Thevenin’s theorem can be applied to any resistance network by viewing it as a two-terminal network with one or more voltage sources, and treating one of its branches as a load.

After determining which node in the original network will serve as the load, we cut it off and connect it to a Thevenin-like circuit. After that, we use Thevenin’s theorem to finish up the equivalent circuit.

Take note that Thevenin “looks back into” the open-circuit terminals of the source network with a “ohmmeter” to ascertain the internal resistance.

## Thevenin’s Equivalent Circuit Example 1

How much current does the T-network in Figure 1(a) draw when a 10-kV resistor is connected to a 100-V source?

**Solution:**

**Step 1: **

As shown in Figure 2, a Thévenin-equivalent source can be created by connecting the 10-kV resistor to a constant voltage source E_{Th} with an internal series resistance R_{Th} (b).

The open circuit voltage between terminals A and B in Figure 1 is equal to E_{Th}, as predicted by Thevenin’s theorem (a).

Since there is no current in an open circuit, no voltage is dropped across the 20 kilovolt resistor. In this case, the voltage drop across the 100 kilovolt resistor is equal to the voltage at the open circuit terminals.

Resistors of 25 kilovolts (kV) and 100 kV (kilovolts) form a simple series circuit when terminal A is open. Then we can calculate the voltage across the 100 kV resistor using the voltage-divider principle. Open circuit voltage between terminals A and B, or E_{Th} in the Thévenin equivalent circuit, is the source of this drop in potential.

**Step 2:**

Substitute the source’s internal resistance of zero ohms for the real one in Figure 1(a). Afterwards, the circuit shown in Figure 1(a) transforms into the series-parallel resistance network depicted in Figure 2. (a). For this network, the equivalent resistance is

**Step 3:**

Figure 2 is a Thevenin-equivalent circuit, so we need to find the current flowing through the 10 kV resistor (b).

## Thevenin’s Equivalent Circuit Example 2

Parallel to a 5.0 kV resistor is a 20 mA current-carrying resistor. This set-up is connected in series with another 5.0 kV resistor and a 500 V supply. To determine the resistor’s resistance, we need to know how much current (20 mA) it is able to carry.

**Solution: **

**Step 1:**

Figure 3(b) shows the Thevenin-equivalent circuit after the unknown resistance passing the 20-mA current has been removed from the original circuit in Figure 3(a) (b).

The open-circuit terminal voltage of the remaining circuit in Figure 3(a) is then calculated using the voltage-divider principle:

**Step 2:**

The circuit in Figure 3(a) transforms into the straightforward parallel resistance network in Figure 4(a) once we plug in a new voltage source with an internal resistance of zero ohms.

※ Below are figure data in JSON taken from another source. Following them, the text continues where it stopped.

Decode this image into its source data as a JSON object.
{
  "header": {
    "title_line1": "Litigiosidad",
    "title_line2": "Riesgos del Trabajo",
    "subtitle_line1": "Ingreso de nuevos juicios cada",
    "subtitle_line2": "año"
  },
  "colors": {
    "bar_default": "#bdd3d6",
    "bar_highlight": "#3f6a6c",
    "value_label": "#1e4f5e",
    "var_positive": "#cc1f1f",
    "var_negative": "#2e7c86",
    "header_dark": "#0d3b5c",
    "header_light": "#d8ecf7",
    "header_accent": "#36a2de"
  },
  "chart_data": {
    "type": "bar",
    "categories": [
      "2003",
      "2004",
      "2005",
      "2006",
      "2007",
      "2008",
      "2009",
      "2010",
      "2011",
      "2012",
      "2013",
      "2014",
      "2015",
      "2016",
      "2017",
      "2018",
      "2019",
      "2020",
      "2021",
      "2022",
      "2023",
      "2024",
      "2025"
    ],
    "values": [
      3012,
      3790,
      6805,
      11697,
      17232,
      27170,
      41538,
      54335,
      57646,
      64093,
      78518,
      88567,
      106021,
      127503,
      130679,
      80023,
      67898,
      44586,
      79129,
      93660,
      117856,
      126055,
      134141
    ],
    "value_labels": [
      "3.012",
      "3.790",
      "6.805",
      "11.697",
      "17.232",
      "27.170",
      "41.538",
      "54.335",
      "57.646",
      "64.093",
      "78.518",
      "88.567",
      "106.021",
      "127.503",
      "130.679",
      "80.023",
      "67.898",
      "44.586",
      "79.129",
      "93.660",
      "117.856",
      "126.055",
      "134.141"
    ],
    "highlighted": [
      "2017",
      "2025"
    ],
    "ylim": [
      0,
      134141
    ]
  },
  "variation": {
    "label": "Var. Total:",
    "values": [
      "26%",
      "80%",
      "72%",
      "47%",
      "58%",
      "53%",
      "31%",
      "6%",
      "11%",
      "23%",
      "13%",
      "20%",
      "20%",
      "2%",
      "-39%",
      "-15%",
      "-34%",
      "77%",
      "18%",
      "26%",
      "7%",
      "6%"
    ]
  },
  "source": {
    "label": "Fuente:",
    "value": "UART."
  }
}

## Thevenin’s Theorem Applications

A circuit’s load may change while all other components remain constant. For instance, the load on a given circuit in the home’s electrical system can be altered by plugging in a variety of devices to different outlets.

Thevenin’s theorem allows us to replace the unchanged portion of the circuit with a simple equivalent circuit, as shown in Figure 5, simplifying our analysis of circuits with a varying load.

However, Thevenin’s theorem only works for linear inputs (components with values that do not vary with voltage or current).